Twitter uncovers China-based network that has been pushing "deceptive narratives" about Hong Kong protests

Removal of China-based network part of broader weeding out of "state-linked" operations on Twitter.

Twitter uncovers China-based network that has been pushing

Twitter has removed a network of thousands of accounts originating from China that it said had been used to spread state propaganda and undermine the Hong Kong protest movement.

The social network revealed today (June 12) it had suspended 23,750 accounts originating from China, that made up a "highly engaged core network" of a much larger coordinated ploy to spread state propaganda and push "deceptive narratives" about the political dynamics in Hong Kong. 

A further 150,000 accounts were uncovered as "amplifier" accounts, to boost the content sowed by the core network.
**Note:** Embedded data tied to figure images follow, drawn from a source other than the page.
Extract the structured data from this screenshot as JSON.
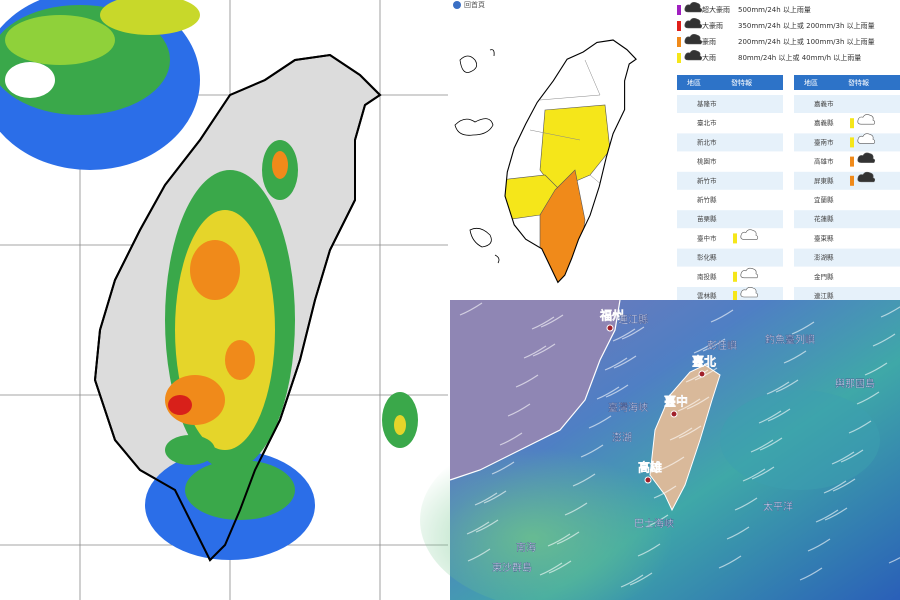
{
  "warning_panel": {
    "home_link": "回首頁",
    "legend": [
      {
        "level": "超大豪雨",
        "criteria": "500mm/24h 以上雨量",
        "color": "#a020c0"
      },
      {
        "level": "大豪雨",
        "criteria": "350mm/24h 以上或 200mm/3h 以上雨量",
        "color": "#e0201a"
      },
      {
        "level": "豪雨",
        "criteria": "200mm/24h 以上或 100mm/3h 以上雨量",
        "color": "#f08a1a"
      },
      {
        "level": "大雨",
        "criteria": "80mm/24h 以上或 40mm/h 以上雨量",
        "color": "#f5e61a"
      }
    ],
    "tables": [
      {
        "headers": [
          "地區",
          "發特報"
        ],
        "rows": [
          {
            "area": "基隆市"
          },
          {
            "area": "臺北市"
          },
          {
            "area": "新北市"
          },
          {
            "area": "桃園市"
          },
          {
            "area": "新竹市"
          },
          {
            "area": "新竹縣"
          },
          {
            "area": "苗栗縣"
          },
          {
            "area": "臺中市",
            "color": "#f5e61a"
          },
          {
            "area": "彰化縣"
          },
          {
            "area": "南投縣",
            "color": "#f5e61a"
          },
          {
            "area": "雲林縣",
            "color": "#f5e61a"
          }
        ]
      },
      {
        "headers": [
          "地區",
          "發特報"
        ],
        "rows": [
          {
            "area": "嘉義市"
          },
          {
            "area": "嘉義縣",
            "color": "#f5e61a"
          },
          {
            "area": "臺南市",
            "color": "#f5e61a"
          },
          {
            "area": "高雄市",
            "color": "#f08a1a"
          },
          {
            "area": "屏東縣",
            "color": "#f08a1a"
          },
          {
            "area": "宜蘭縣"
          },
          {
            "area": "花蓮縣"
          },
          {
            "area": "臺東縣"
          },
          {
            "area": "澎湖縣"
          },
          {
            "area": "金門縣"
          },
          {
            "area": "連江縣"
          }
        ]
      }
    ]
  },
  "wind_map": {
    "labels": [
      "福州",
      "連江縣",
      "彭佳嶼",
      "釣魚臺列嶼",
      "與那國島",
      "臺北",
      "臺中",
      "臺灣海峽",
      "澎湖",
      "高雄",
      "巴士海峽",
      "太平洋",
      "南海",
      "東沙群島"
    ]
  }
}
These accounts were also removed.

Twitter said the entire network was involved in a "range of manipulative and coordinated activities". This network is linked to an operation Twitter first uncovered in August 2019, when it discovered nearly 1,000 accounts that were being used to undermine the legitimacy and political positions of the Hong Kong protest movement.

Twitter said that while the number of accounts associated with the China-run operation is high, the core accounts were largely "caught early" and failed to achieve considerable traction on the service. Meanwhile, of the approximately 150,000 amplifier accounts, the majority had "little to no follower counts" and were strategically designed to artificially inflate impression metrics.

The discovery is part of Twitter's broader removal of "state-linked" operations run by China, Russia and Turkey, with a total of 32,242 accounts removed that were associated with these operations.

By far the biggest network was linked to China, representing nearly three-quarters (74%) of the core suspended accounts (not including the 150,000 amplifier accounts).

The Turkish network of "fake and compromised accounts" was made up of 7,340 accounts, which were being used to amplify political narratives favorable to the AK Parti, and demonstrated strong support for President Erdogan, Twitter said.

The Russian network was associated with Current Policy, a media website engaging in state-backed political propaganda. Twitter removed 1,152 accounts that were involved in activities including "promoting the United Russia party and attacking political dissidents", it said.

All the accounts that were removed have been published in a public archive. The "amplifier" accounts associated with the China operation have not been included in Twitter's public archive, because it needs to "better refine the disclosure process to enable efficient investigation of the core activity", it said.

The removal of the "state-linked" network is part of Twitter's effort to curb the spread of misinformation on its platform.

Earlier this week, Twitter said it was testing a new feature on Android devices that prompts users to open articles before sharing them. The feature, which asks users whether they have read an article before they retweet it, aims to help "promote informed discussion" and prevent users from sharing unverified information, it said.